Анта давно сообщил нам, что мы – Передовая Дюжина, Тзин Сиэй, гордость Окори Сиков. То есть теперь от былой дюжины нас осталось только пятеро оборванных, усталых, отощавших с голодухи. А в начале битвы, шесть дней назад, нас еще насчитывалось двенадцать. Когда падет последний из нас, то, возможно, вместо нас выставят следующую дюжину – детей, стариков, дурней. Вперед, великий Маведах! Я надеваю на спину энергоблок и засовываю между рюкзаком и поясницей губку, чтобы не давило, – фокус, которому я научился у убитого человека.
Я оглядываюсь, чтобы понять, не догадываются ли мои оставшиеся в живых товарищи, что за предательские мысли бродят у меня в голове. Анта держит на солнце свой энергонож, подзаряжая его, прежде чем сняться с места. Миати Ки навьючивает на себя амуницию и приборы, по большей части снятые с убитых солдат Фронта Амадина.
Удивительно, до чего мы похожи на людей – при всех вопиющих различиях! Оказалось, что мы можем воевать одним и тем же оружием, питаться одной и той же пищей, расчесывать одни и те же язвы, давить одних и тех же паразитов. Проведя десятилетия в одном и том же ужасе, мы даже научились говорить на языке друг друга. Но дышать одним и тем же воздухом для нас уже несколько десятилетий – верная смерть.
Варо Пина и Скис Адовейна ждут приказа. Глаза их желты и усталы, оба смотрят в одну точку. Я понимаю, что Пина уже видит собственную смерть. Мне хочется дотронуться до его руки, сказать ему, что мы обязательно выживем, но такие слова придутся моему другу не по нраву.

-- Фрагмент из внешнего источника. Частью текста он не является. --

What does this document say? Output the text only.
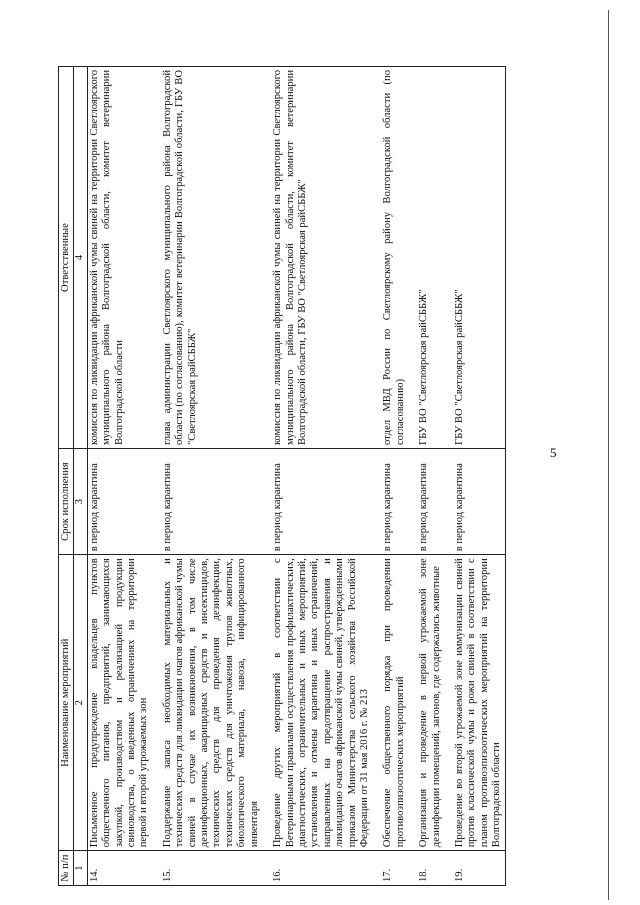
5
№ п/п	Наименование мероприятий	Срок исполнения	Ответственные
1	2	3	4
14.	Письменное предупреждение владельцев пунктов общественного питания, предприятий, занимающихся закупкой, производством и реализацией продукции свиноводства, о введенных ограничениях на территории первой и второй угрожаемых зон	в период карантина	комиссия по ликвидации африканской чумы свиней на территории Светлоярского муниципального района Волгоградской области, комитет ветеринарии Волгоградской области
15.	Поддержание запаса необходимых материальных и технических средств для ликвидации очагов африканской чумы свиней в случае их возникновения, в том числе дезинфекционных, акарицидных средств и инсектицидов, технических средств для проведения дезинфекции, технических средств для уничтожения трупов животных, биологического материала, навоза, инфицированного инвентаря	в период карантина	глава администрации Светлоярского муниципального района Волгоградской области (по согласованию), комитет ветеринарии Волгоградской области, ГБУ ВО "Светлоярская райСББЖ"
16.	Проведение других мероприятий в соответствии с Ветеринарными правилами осуществления профилактических, диагностических, ограничительных и иных мероприятий, установления и отмены карантина и иных ограничений, направленных на предотвращение распространения и ликвидацию очагов африканской чумы свиней, утвержденными приказом Министерства сельского хозяйства Российской Федерации от 31 мая 2016 г. № 213	в период карантина	комиссия по ликвидации африканской чумы свиней на территории Светлоярского муниципального района Волгоградской области, комитет ветеринарии Волгоградской области, ГБУ ВО "Светлоярская райСББЖ"
17.	Обеспечение общественного порядка при проведении противоэпизоотических мероприятий	в период карантина	отдел МВД России по Светлоярскому району Волгоградской области (по согласованию)
18.	Организация и проведение в первой угрожаемой зоне дезинфекции помещений, загонов, где содержались животные	в период карантина	ГБУ ВО "Светлоярская райСББЖ"
19.	Проведение во второй угрожаемой зоне иммунизации свиней против классической чумы и рожи свиней в соответствии с планом противоэпизоотических мероприятий на территории Волгоградской области	в период карантина	ГБУ ВО "Светлоярская райСББЖ"
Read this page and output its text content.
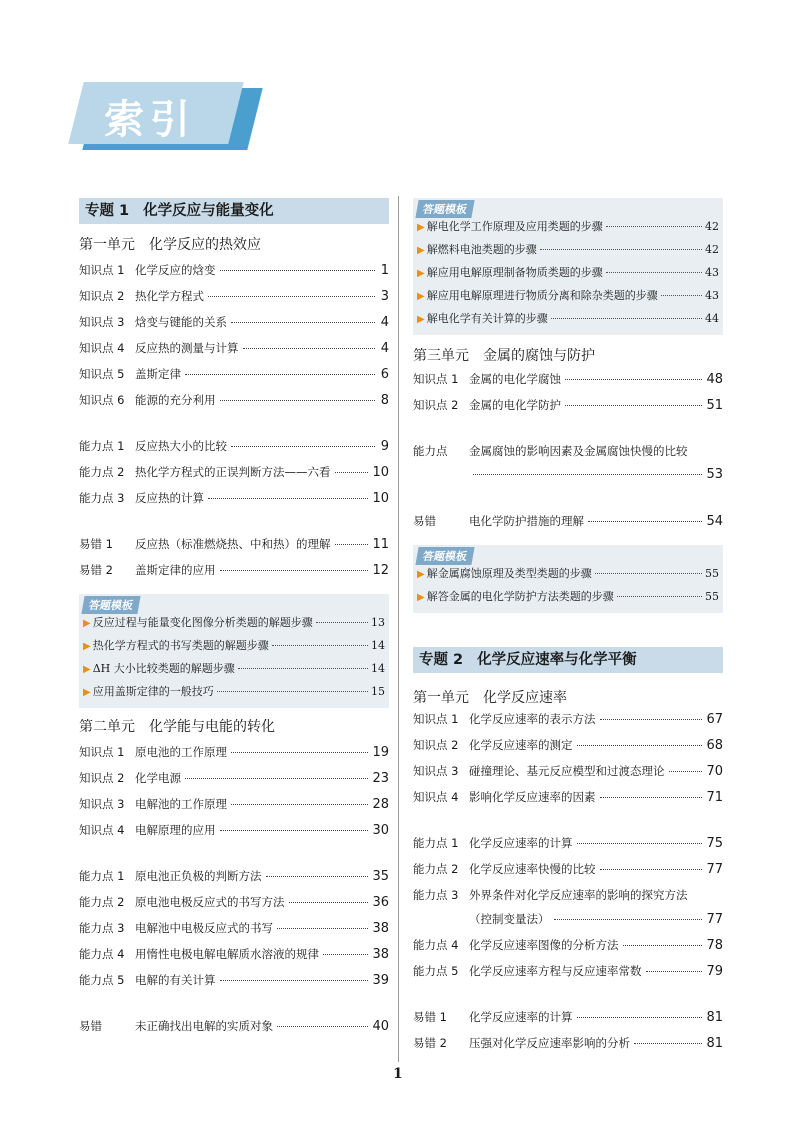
索引
专题 1 化学反应与能量变化
第一单元 化学反应的热效应
知识点 1 化学反应的焓变	1
知识点 2 热化学方程式	3
知识点 3 焓变与键能的关系	4
知识点 4 反应热的测量与计算	4
知识点 5 盖斯定律	6
知识点 6 能源的充分利用	8
能力点 1 反应热大小的比较	9
能力点 2 热化学方程式的正误判断方法——六看	10
能力点 3 反应热的计算	10
易错 1	反应热（标准燃烧热、中和热）的理解	11
易错 2	盖斯定律的应用	12
答题模板
▶ 反应过程与能量变化图像分析类题的解题步骤	13
▶ 热化学方程式的书写类题的解题步骤	14
▶ ΔH 大小比较类题的解题步骤	14
▶ 应用盖斯定律的一般技巧	15
第二单元 化学能与电能的转化
知识点 1 原电池的工作原理	19
知识点 2 化学电源	23
知识点 3 电解池的工作原理	28
知识点 4 电解原理的应用	30
能力点 1 原电池正负极的判断方法	35
能力点 2 原电池电极反应式的书写方法	36
能力点 3 电解池中电极反应式的书写	38
能力点 4 用惰性电极电解电解质水溶液的规律	38
能力点 5 电解的有关计算	39
易错	未正确找出电解的实质对象	40
答题模板
▶ 解电化学工作原理及应用类题的步骤	42
▶ 解燃料电池类题的步骤	42
▶ 解应用电解原理制备物质类题的步骤	43
▶ 解应用电解原理进行物质分离和除杂类题的步骤	43
▶ 解电化学有关计算的步骤	44
第三单元 金属的腐蚀与防护
知识点 1 金属的电化学腐蚀	48
知识点 2 金属的电化学防护	51
能力点	金属腐蚀的影响因素及金属腐蚀快慢的比较
53
易错	电化学防护措施的理解	54
答题模板
▶ 解金属腐蚀原理及类型类题的步骤	55
▶ 解答金属的电化学防护方法类题的步骤	55
专题 2 化学反应速率与化学平衡
第一单元 化学反应速率
知识点 1 化学反应速率的表示方法	67
知识点 2 化学反应速率的测定	68
知识点 3 碰撞理论、基元反应模型和过渡态理论	70
知识点 4 影响化学反应速率的因素	71
能力点 1 化学反应速率的计算	75
能力点 2 化学反应速率快慢的比较	77
能力点 3 外界条件对化学反应速率的影响的探究方法
（控制变量法）	77
能力点 4 化学反应速率图像的分析方法	78
能力点 5 化学反应速率方程与反应速率常数	79
易错 1	化学反应速率的计算	81
易错 2	压强对化学反应速率影响的分析	81
1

Мой друг Варо Пина знает, что должен умереть. Уже много дней он только об этом и твердит. Думаю, все это уже встало ему поперек горла, и он возжелал покоя. "Я спокойно отношусь к самой смерти, – признался он мне как-то раз. – Ждать смерти – вот что тяжело".
Некогда, в незапамятную старину, Пина и я любили друг друга. Но ни один из нас не зачал. В этом люди устроены правильнее нас. Когда драк уверен, что умрет или по каким-то еще причинам не сможет позаботиться о ребенке, он ни за что не зачнет. У людей же от перспективы смерти или каких-либо лишений, наоборот, просыпается буйная похоть. Нам вбивают в головы, что это примитивный механизм сохранения вида. Живут они тоже дольше, чем драки, если только их жизнь не прерывается насильственно.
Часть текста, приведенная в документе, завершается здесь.